A Gender Rights Activist working with the tribal and marginalized communities in india, Srilekha is a PhD scholar working on understanding body and sexuality among tribal girls, to fill the gaps in research around indigenous women and their stories. Srilekha has worked extensively at the grassroots level with community based organisations, through several advocacy initiatives around Gender, Mental Health, Menstrual Hygiene and Sexual and Reproductive Health Rights (SRHR) for the indigenous in Jharkhand, over the last 6 years.

Srilekha has also contributed to sustainable livelihood projects and legal aid programs for survivors of sex trafficking. She has been conducting research based programs on maternal health, mental health, gender based violence, sex and sexuality. Her interest lies in conducting workshops for young people on life skills, feminism, gender and sexuality, trauma, resilience and interpersonal relationships.

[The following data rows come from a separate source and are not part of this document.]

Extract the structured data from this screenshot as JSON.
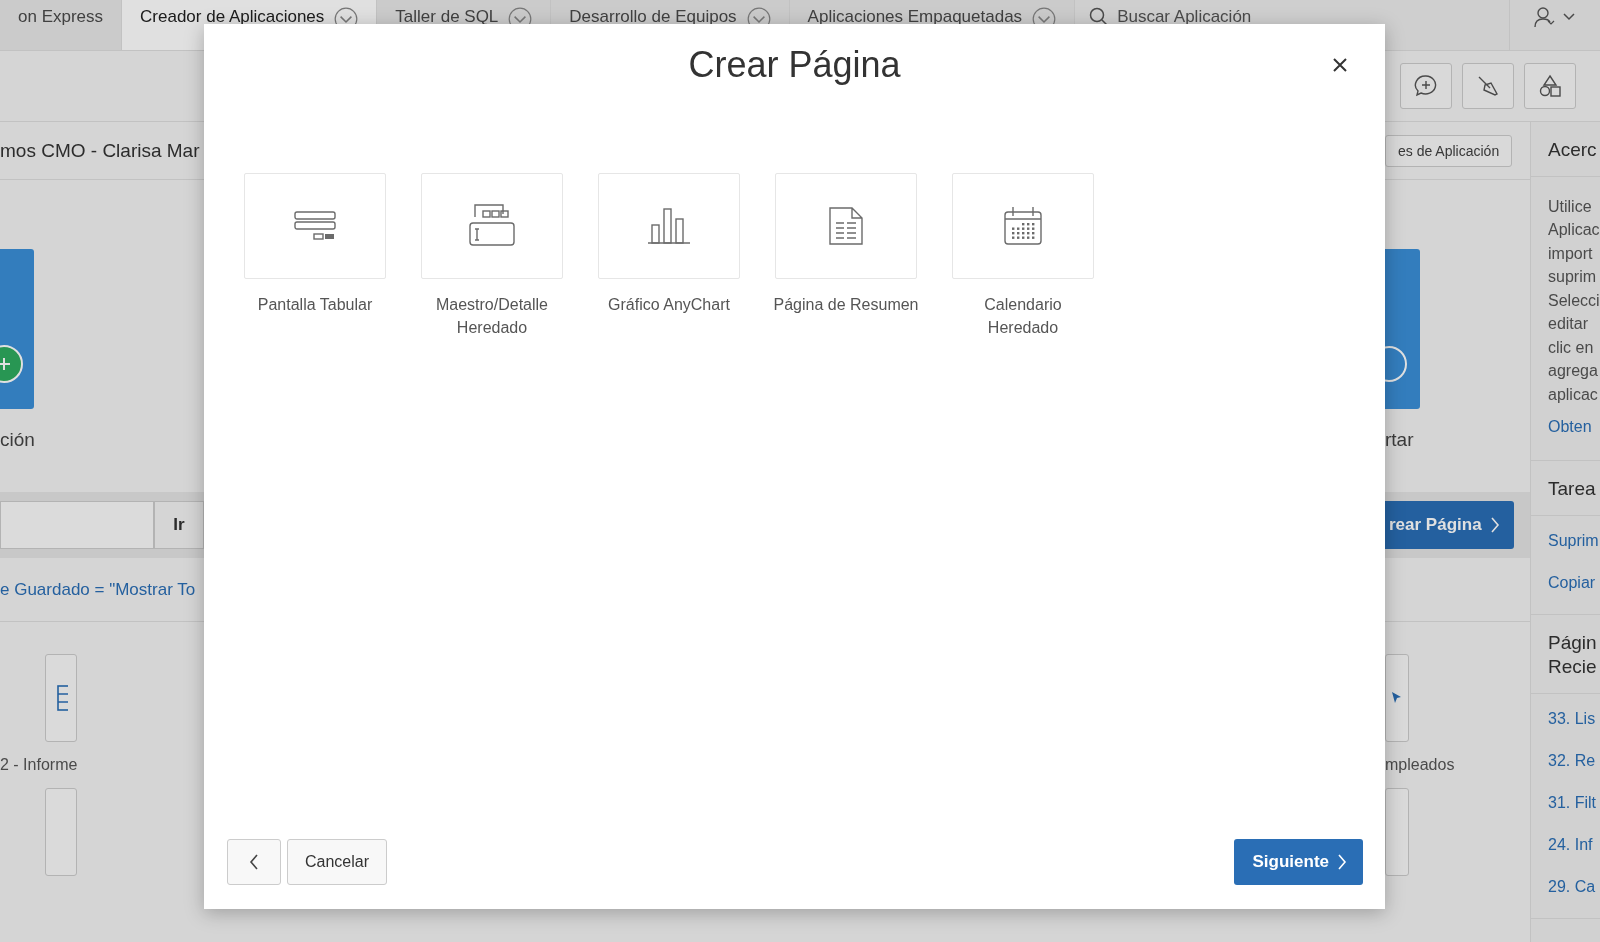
{
  "top_tabs": [
    {
      "label": "on Express",
      "selected": false,
      "has_menu": false
    },
    {
      "label": "Creador de Aplicaciones",
      "selected": true,
      "has_menu": true
    },
    {
      "label": "Taller de SQL",
      "selected": false,
      "has_menu": true
    },
    {
      "label": "Desarrollo de Equipos",
      "selected": false,
      "has_menu": true
    },
    {
      "label": "Aplicaciones Empaquetadas",
      "selected": false,
      "has_menu": true
    }
  ],
  "search": {
    "placeholder": "Buscar Aplicación"
  },
  "page": {
    "title": "mos CMO - Clarisa Mar",
    "header_button": "es de Aplicación",
    "hero_left": "ción",
    "hero_right": "rtar",
    "go_button": "Ir",
    "create_button": "rear Página",
    "filter_link": "e Guardado = \"Mostrar To",
    "card_left": "2 - Informe",
    "card_right": "mpleados"
  },
  "sidebar": {
    "about_title": "Acerc",
    "about_lines": [
      "Utilice",
      "Aplicac",
      "import",
      "suprim",
      "Selecci",
      "editar",
      "clic en",
      "agrega",
      "aplicac"
    ],
    "about_link": "Obten",
    "tasks_title": "Tarea",
    "tasks": [
      "Suprim",
      "Copiar"
    ],
    "recent_title": "Págin\nRecie",
    "recent": [
      "33. Lis",
      "32. Re",
      "31. Filt",
      "24. Inf",
      "29. Ca"
    ]
  },
  "dialog": {
    "title": "Crear Página",
    "options": [
      {
        "label": "Pantalla Tabular",
        "kind": "tabular"
      },
      {
        "label": "Maestro/Detalle\nHeredado",
        "kind": "master"
      },
      {
        "label": "Gráfico AnyChart",
        "kind": "chart"
      },
      {
        "label": "Página de Resumen",
        "kind": "summary"
      },
      {
        "label": "Calendario\nHeredado",
        "kind": "calendar"
      }
    ],
    "cancel": "Cancelar",
    "next": "Siguiente"
  }
}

A Guwahati-based college student pursuing her Masters in Tata Institute of Social Sciences, Bidisha started the #BleedwithDignity campaign on the technology platform Change.org, demanding that the Government of Assam install
biodegradable sanitary pad vending machines in all government schools across the state. Her petition on Change.org has already gathered support from over 90000 people and continues to grow.

Bidisha was selected in Change.org’s flagship program ‘She Creates Change’ having run successful online advocacy
campaigns, which were widely recognised. Through the #BleedwithDignity campaign; she organised and celebrated World Menstrual Hygiene Day, 2019 in Guwahati, Assam by hosting a wall mural by collaborating with local organisations. The initiative was widely covered by national and local media, and the mural was later inaugurated by the event’s chief guest Commissioner of Guwahati Municipal Corporation (GMC) Debeswar Malakar, IAS.